Through close critical analyses of Hume's texts I have attempted to develop a new interpretative framework that makes Hume's arguments and positions more accessible, if not more plausible. More positively, The Reluctant Revolutionary is an attempt to defend what may be called a subjectivist interpretation of Hume's views on necessary connection. My central thesis is the suggestion that Hume identifies necessary connection or power with a specific psychological disposition of the mind--as he puts it in the Treatise: necessary connection 'is a determination of the mind to carry our thoughts from one object to another.' (T 165)

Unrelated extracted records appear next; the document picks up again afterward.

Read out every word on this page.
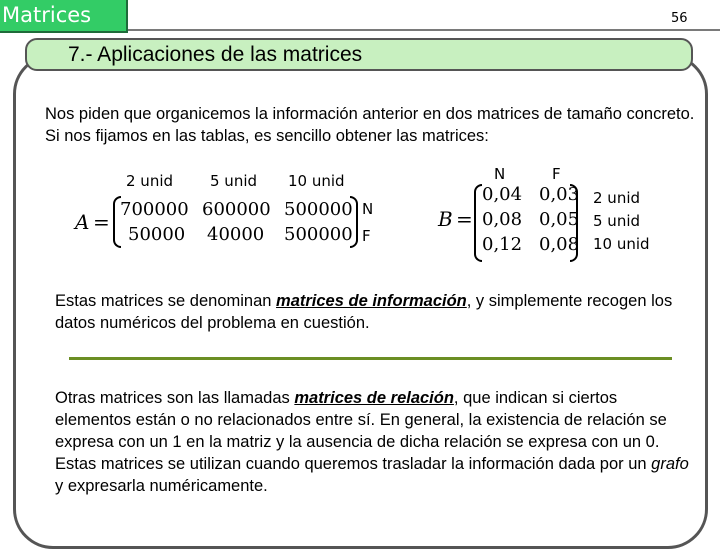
Matrices	56
7.- Aplicaciones de las matrices
Nos piden que organicemos la información anterior en dos matrices de tamaño concreto. Si nos fijamos en las tablas, es sencillo obtener las matrices:
2 unid 5 unid 10 unid
A =
700000 600000 500000
50000 40000 500000
N
F
N	F
B =
0,04 0,03
0,08 0,05
0,12 0,08
2 unid
5 unid
10 unid
Estas matrices se denominan matrices de información, y simplemente recogen los datos numéricos del problema en cuestión.
Otras matrices son las llamadas matrices de relación, que indican si ciertos elementos están o no relacionados entre sí. En general, la existencia de relación se expresa con un 1 en la matriz y la ausencia de dicha relación se expresa con un 0.
Estas matrices se utilizan cuando queremos trasladar la información dada por un grafo y expresarla numéricamente.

But why would Hume subscribe to this radical thesis, one may wonder? A large part of my discussion is an attempt to answer this vital question. The book consists of four components. In Chapter One (i) I begin with the argument that Hume views his discussion of necessary connection as central to the Treatise--if not as its centerpiece, and (ii) then go on to try to place this discussion in its immediate philosophical context which is the discussion on causality.

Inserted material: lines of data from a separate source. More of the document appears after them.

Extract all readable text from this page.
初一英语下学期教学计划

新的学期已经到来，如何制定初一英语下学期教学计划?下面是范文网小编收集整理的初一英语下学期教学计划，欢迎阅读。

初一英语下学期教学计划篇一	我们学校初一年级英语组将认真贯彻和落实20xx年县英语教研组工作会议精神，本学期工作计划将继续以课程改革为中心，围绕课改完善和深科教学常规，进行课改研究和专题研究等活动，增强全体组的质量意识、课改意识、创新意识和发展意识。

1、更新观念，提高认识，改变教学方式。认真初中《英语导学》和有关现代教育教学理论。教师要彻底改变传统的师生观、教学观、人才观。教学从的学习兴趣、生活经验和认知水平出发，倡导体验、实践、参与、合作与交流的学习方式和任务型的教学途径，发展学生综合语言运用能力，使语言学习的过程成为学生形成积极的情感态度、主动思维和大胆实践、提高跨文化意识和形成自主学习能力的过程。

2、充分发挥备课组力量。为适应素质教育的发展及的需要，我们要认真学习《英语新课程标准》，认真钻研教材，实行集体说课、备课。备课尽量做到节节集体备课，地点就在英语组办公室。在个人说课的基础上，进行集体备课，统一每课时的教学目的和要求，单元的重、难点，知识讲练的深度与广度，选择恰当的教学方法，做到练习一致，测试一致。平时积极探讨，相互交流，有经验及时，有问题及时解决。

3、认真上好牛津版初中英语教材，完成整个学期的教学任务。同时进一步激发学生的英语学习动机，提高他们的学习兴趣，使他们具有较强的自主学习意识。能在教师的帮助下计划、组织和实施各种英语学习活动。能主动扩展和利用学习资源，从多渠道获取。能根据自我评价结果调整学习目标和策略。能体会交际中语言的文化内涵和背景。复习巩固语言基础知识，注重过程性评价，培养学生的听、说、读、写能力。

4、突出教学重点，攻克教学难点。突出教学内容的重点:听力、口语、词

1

After further deliberations on these two issues, in Chapter Three I proceed to outline, and critically evaluate the immediate arguments relied on by Hume to establish his view of necessary connection. For the most part, these do not strike me as convincing arguments.

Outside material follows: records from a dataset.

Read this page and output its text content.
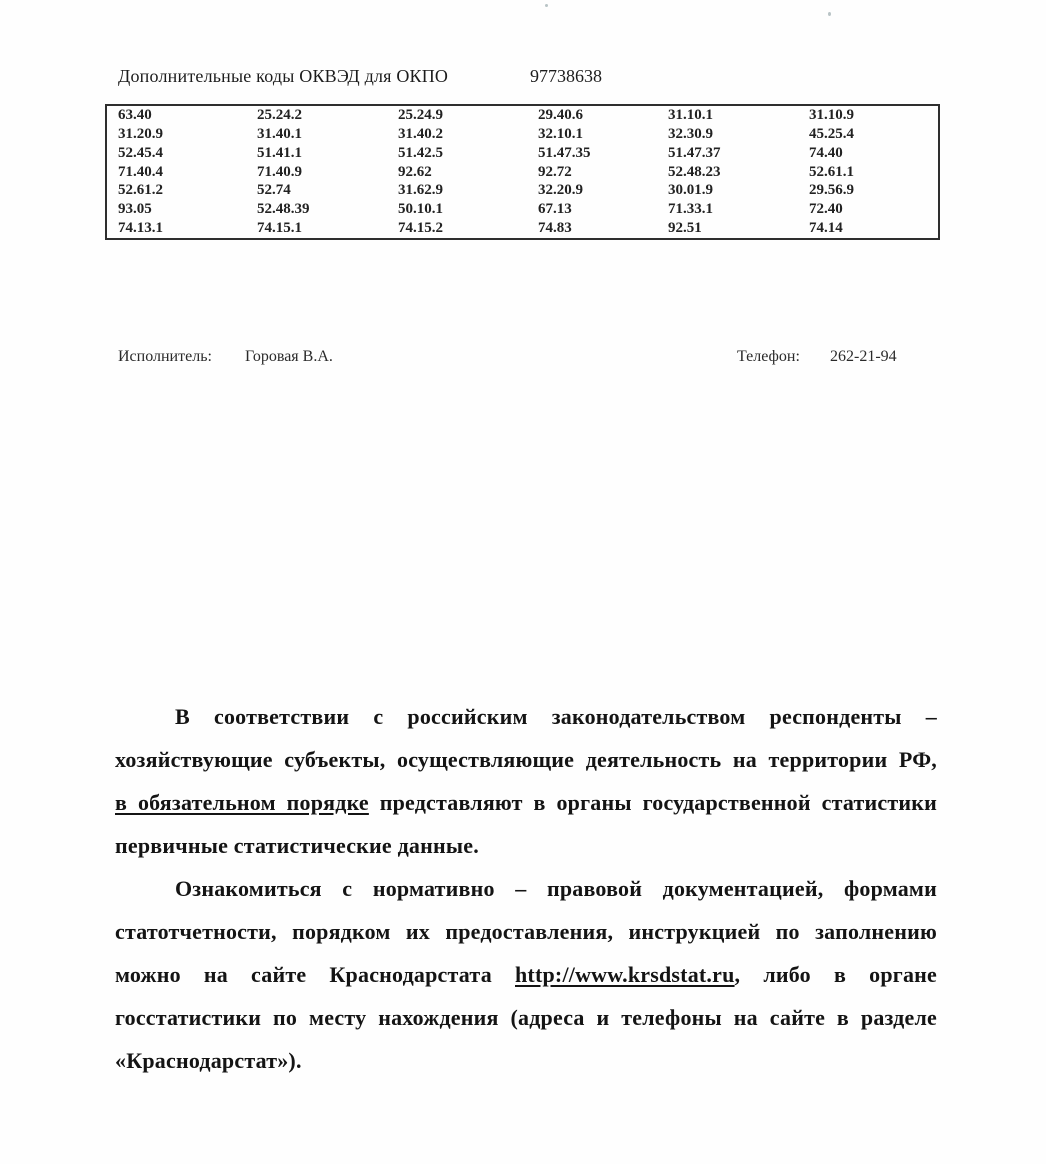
Дополнительные коды ОКВЭД для ОКПО	97738638
63.40	25.24.2	25.24.9	29.40.6	31.10.1	31.10.9
31.20.9	31.40.1	31.40.2	32.10.1	32.30.9	45.25.4
52.45.4	51.41.1	51.42.5	51.47.35	51.47.37	74.40
71.40.4	71.40.9	92.62	92.72	52.48.23	52.61.1
52.61.2	52.74	31.62.9	32.20.9	30.01.9	29.56.9
93.05	52.48.39	50.10.1	67.13	71.33.1	72.40
74.13.1	74.15.1	74.15.2	74.83	92.51	74.14
Исполнитель: Горовая В.А.	Телефон: 262-21-94
В соответствии с российским законодательством респонденты –
хозяйствующие субъекты, осуществляющие деятельность на территории РФ,
в обязательном порядке представляют в органы государственной статистики
первичные статистические данные.
Ознакомиться с нормативно – правовой документацией, формами
статотчетности, порядком их предоставления, инструкцией по заполнению
можно на сайте Краснодарстата http://www.krsdstat.ru, либо в органе
госстатистики по месту нахождения (адреса и телефоны на сайте в разделе
«Краснодарстат»).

Finally, in Chapter Four I broaden my analysis of Hume's view of necessary connection, and try to develop an account of Hume's conception of the problem that motivates his radical view of necessary connection. As I try to point out, Hume is driven by an irrepressible urge for clarity and rigour in metaphysics--an urge that manifests itself, as I attempt to show, both in the radical nature of Hume's proposals, and in his depiction of the problem of necessary connection. For Hume depicts the problem of necessary connection as a dilemma, according to which metaphysicians either (a) concede that the term 'necessary connection' is meaningless (by virtue of the non-existence of a requisite impression) (b) or accept that this term actually refers to a particular subjective psychological disposition, and not, for instance, to some external phenomenon. This chapter closes with a consideration of this dilemma, and its role in Hume's postulation of a radical view of necessary connection. (Abstract shortened with permission of author.)